Comment rendre compte de cette confession décisive ? Nous connaissons tous les grandes lignes de l’histoire. Bien qu’ayant déjà considéré la vocation sacerdotale, le jeune Bergoglio penche alors vers le mariage et s’apprête à poser un pas déterminant en allant à un rendez-vous avec sa fiancée. Sur la route, il décide de rentrer dans une église et va s’y confesser. Ici quelque chose se passe, un ‘signe’ lui est donné qu’il va lire comme un appel de Dieu. Je ne sais si le Pape François verra ce film et s’il s’y reconnaîtra. Il est probable que ce qui lui est arrivé n’a rien à voir avec ce qui est imaginé là par le scénariste ! Pour ma part, comme croyant et comme prêtre, j’ai trouvé l’idée excellente car spirituellement crédible. Le deuxième moment est celui où il doit chercher à sauver ses compagnons jésuites exposés aux haines de la dictature, et notamment à deux d’entre eux : Orlando Yorio et Francisco Jalics. Ses hésitations, son choix de finalement faire publiquement profil bas pour chercher à sauver le maximum de personnes menacées (dont beaucoup d’activistes non catholiques), sont bien montrés ainsi que le poids intérieur que celui lui fit porter. Le fait qu’il ait reconnu plus tard avoir sans doute eu une attitude un peu trop autoritaire, étant arrivé très jeune dans la charge de provincial, est rendu de façon, m’a-t-il semblé, crédible. Le troisième moment nous décrit, suite au moment d’introspection sans concessions et de contact profond avec le peuple des fidèles vécu à Cordoba, ses activités d’archevêque proche des bidonvilles et des personnes en souffrance. Ces trois moments éclairent un homme tout en préservant son mystère.

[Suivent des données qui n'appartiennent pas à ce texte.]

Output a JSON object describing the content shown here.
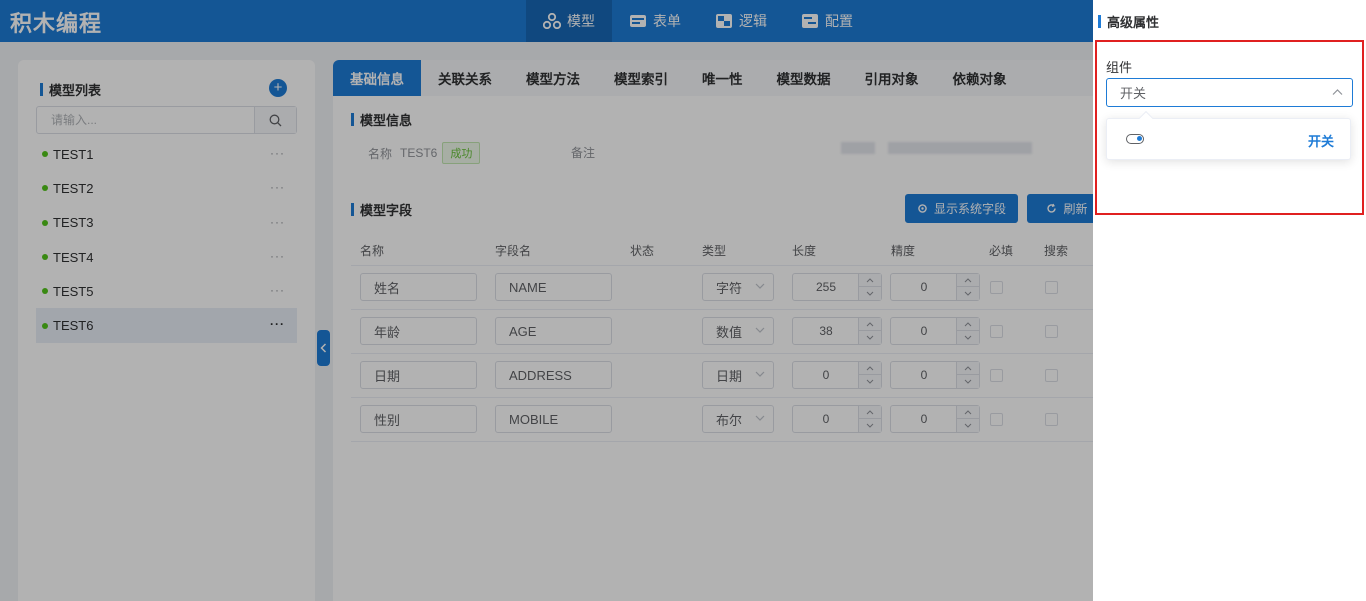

Prière et confession habilement mises en scène
Une des grandes réussites du film est de réussir à parler justement de deux réalités très subtiles et souvent mal perçues : la prière et la confession. Deux réalités qui ne sont pas facilement télégéniques. Les deux hommes parlent de leurs moments de désolation et de consolation. En un sens, l’homélie où le père Jorge Mario parle de ses moments de doute fait écho avec le moment de doute vécu par Benoit XVI avant que s’impose à lui la décision de démissionner. La prière évolue avec l’âge et avec la vie : la présence de Dieu est perçue plus ou moins facilement. Mais la pointe la plus originale du film se trouve peut-être dans son traitement de la confession, tant plusieurs confessions rythment les grands moments du film. Le scénario réussit la prouesse de laisser entrevoir sa richesse, en dévoilant son début – ses quelques mots entre deux humains où la grâce de Dieu va pouvoir se glisser en tiers inclus -, et, en même temps, à chaque fois, de vraiment respecter son secret, soit en interrompant au moment crucial l’écoute (ceci vaut pour celles de Jorge Mario comme pour celle de Benoit) soit en séparant les ‘mots’ des confessions des ‘visages’ des confessants (à Cordoba). C’est à la fois très artistique et très spirituel.
Il faut toute une vie pour faire un homme ; il faut sans doute aussi toute une vie pour faire un prêtre et, a fortiori, un pape. Ceux-ci se suivent et ne ressemblent pas et c’est une bonne nouvelle. Porté par une superbe mise en scène, des comédiens exceptionnels, une musique originale et bien choisie, le film réussit son pari.
P. Marc Rastoin sj
[1] Néanmoins, dans sa recension d’America Magazine (26/11/2019), John Anderson observe que, par son jeu, A. Hopkins « makes the less charismatic Benedict a heroic figure in his way, someone deserving not just of admiration, but also of sympathy »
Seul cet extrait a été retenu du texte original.